Te Tai Tokerau Principals' Association president and Hora Hora Primary School principal Pat Newman said each team of teachers in his school had decided which remote learning methods to use, based on what would be best for their students.
"We have quite a large number of families without access to internet devices, we have other families who don't have access to the internet at all, we have some that only have access through their phones.
"What we're trying to do is low-key activities they can do at home - ones in particular where they can involve the whole whānau."
Meanwhile, Whangārei Boys' High School principal Karen Gilbert-Smith said the school was using Google Classroom and Google Hangouts - a communication software.
She said the school does want students to be doing some learning at home, but wanted parents to understand they can't replicate school in a home environment.
"At the end of the day, we recognise some students are living in some really challenging environments and, for some families in their bubble, this is not a priority.
"The day to day surviving, and concern about job loss and income - there's a bit of a pecking order and sitting down at a computer, for some families, is probably not the top of the priority list and we have to respect that."
Q&A WITH NORTHLAND PRINCIPALS
We asked Pat Newman, principal of Hora Hora Primary School (years 1-6), and Grant Burns, principal of Tauraroa Area School (years 1-13), about remote learning.
What advice do you have for parents?
Pat Newman: Parents, you are teachers - I'm not necessarily saying you're teachers of reading, writing and mathematics - but you are teaching your children the whole time about life.
When this is all over, what they're going to be able to talk about in 10, or 20, or 30 years time isn't about the activities school provided them.
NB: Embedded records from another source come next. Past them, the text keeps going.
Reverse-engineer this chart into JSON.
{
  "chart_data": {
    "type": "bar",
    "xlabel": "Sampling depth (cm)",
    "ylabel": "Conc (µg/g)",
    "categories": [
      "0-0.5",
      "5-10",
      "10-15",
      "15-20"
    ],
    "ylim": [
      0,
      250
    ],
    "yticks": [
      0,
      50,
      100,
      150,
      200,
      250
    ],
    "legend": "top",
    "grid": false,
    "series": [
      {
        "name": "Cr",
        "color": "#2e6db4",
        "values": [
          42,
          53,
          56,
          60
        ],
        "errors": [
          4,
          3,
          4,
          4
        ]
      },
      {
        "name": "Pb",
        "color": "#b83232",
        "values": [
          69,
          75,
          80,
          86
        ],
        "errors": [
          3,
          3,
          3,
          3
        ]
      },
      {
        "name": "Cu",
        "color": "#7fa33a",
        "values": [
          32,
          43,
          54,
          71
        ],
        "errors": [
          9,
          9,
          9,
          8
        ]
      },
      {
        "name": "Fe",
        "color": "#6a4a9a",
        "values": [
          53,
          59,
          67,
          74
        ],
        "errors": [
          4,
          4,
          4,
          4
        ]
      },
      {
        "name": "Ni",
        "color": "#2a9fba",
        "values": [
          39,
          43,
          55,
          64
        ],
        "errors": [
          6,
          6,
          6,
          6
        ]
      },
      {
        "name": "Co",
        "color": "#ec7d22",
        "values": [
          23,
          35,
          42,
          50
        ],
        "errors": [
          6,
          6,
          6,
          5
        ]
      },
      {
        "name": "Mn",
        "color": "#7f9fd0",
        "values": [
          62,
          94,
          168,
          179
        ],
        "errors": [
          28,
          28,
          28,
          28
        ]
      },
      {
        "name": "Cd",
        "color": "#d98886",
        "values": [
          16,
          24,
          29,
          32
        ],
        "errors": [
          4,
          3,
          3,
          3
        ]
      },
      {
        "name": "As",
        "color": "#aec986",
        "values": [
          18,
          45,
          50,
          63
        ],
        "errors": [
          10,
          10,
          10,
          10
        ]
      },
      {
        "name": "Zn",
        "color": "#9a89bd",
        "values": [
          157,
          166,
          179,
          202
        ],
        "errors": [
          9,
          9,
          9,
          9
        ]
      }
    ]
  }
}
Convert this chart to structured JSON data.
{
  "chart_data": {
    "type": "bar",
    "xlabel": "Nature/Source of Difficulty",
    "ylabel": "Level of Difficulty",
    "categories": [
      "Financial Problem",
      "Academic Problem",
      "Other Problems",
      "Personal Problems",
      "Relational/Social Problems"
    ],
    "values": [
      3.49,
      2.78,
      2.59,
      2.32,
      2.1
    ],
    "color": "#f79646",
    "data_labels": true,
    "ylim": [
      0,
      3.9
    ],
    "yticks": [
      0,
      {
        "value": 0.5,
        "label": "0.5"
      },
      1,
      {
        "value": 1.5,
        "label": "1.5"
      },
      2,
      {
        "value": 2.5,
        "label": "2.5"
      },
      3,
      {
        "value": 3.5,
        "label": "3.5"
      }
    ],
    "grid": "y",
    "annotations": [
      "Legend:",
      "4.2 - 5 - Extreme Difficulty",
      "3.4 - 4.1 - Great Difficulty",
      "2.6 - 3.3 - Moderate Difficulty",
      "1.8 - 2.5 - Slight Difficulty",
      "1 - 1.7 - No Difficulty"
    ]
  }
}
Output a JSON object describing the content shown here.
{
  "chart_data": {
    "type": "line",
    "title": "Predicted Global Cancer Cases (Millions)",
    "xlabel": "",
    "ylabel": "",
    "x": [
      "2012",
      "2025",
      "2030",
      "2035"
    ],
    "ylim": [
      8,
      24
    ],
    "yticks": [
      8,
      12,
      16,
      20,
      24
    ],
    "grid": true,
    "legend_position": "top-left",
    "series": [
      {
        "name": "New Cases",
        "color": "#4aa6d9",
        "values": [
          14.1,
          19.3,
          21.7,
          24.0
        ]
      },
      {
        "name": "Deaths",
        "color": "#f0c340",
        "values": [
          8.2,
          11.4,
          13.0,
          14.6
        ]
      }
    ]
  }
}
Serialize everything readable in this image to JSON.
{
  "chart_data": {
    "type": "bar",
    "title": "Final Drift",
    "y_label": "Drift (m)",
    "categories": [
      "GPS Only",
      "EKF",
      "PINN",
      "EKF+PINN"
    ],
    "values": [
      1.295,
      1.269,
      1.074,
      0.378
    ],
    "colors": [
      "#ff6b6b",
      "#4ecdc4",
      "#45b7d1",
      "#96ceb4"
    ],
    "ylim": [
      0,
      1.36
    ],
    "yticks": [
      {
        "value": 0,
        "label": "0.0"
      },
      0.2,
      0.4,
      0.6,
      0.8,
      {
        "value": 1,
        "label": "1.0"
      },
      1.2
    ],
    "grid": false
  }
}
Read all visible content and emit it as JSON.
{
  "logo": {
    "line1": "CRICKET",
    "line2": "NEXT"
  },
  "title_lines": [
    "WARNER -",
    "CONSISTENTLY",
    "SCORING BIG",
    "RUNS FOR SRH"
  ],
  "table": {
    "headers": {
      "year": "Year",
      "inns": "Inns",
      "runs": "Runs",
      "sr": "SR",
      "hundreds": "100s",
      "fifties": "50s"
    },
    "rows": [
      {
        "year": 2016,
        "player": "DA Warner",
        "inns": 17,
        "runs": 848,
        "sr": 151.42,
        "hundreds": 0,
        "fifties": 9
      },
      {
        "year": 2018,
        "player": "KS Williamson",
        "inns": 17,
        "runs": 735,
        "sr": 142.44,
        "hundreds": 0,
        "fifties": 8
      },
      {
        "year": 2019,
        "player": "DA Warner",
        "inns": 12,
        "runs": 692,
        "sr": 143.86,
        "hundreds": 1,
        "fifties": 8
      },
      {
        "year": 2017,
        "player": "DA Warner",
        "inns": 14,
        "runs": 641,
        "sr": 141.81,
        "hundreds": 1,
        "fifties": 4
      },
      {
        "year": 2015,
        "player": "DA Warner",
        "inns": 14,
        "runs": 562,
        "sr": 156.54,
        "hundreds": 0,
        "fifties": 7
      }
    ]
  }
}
It'll be the fun time they've had working with their mums and dads and siblings - probably on a level they've never had a chance to do until now.
Grant Burns: There's three things. One is reading is so critical and I'd really be encouraging your children to be reading; secondly, do keep routines going - it makes sense if you can keep the routines of bedtimes and getting up, I would encourage focusing on school work in the morning and then you've got it done and dusted for the day; and thirdly, keep interested in what your kids are doing.
How do I motivate my teenage children to learn?
Grant Burns: That is a hard one. Just be interested in what's happening and aware of them and supporting kids to meet deadlines. I think that's really important.
Keep structure in the home routine - this is your study time, this is your study place, no distractions, and this is what you're working on today, and come 1pm, we call it a day for study.
Should I be worried about how lockdown will affect my children's learning; for example, if I'm only doing a couple of hours a day compared to a full school day?
Pat Newman: Not really. They will be learning stuff on a one-to-one basis with their parents which they won't get at school.
Grant Burns: It varies at different year levels. Worrying is a wasted emotion. But the main thing is to maintain those routines, keep encouraging your children. We're only human, we will have to make some changes. There will be some compromise. But we'll get through this.
I'm working from home too, what do I do?
Pat Newman: That's hard. That's why I'm saying, let's be realistic. The activities we have are so the kids will be occupied - the kids will be learning, no matter what - but it's not going to put a strain on all these other things that have to be done. Don't put too much pressure on yourself.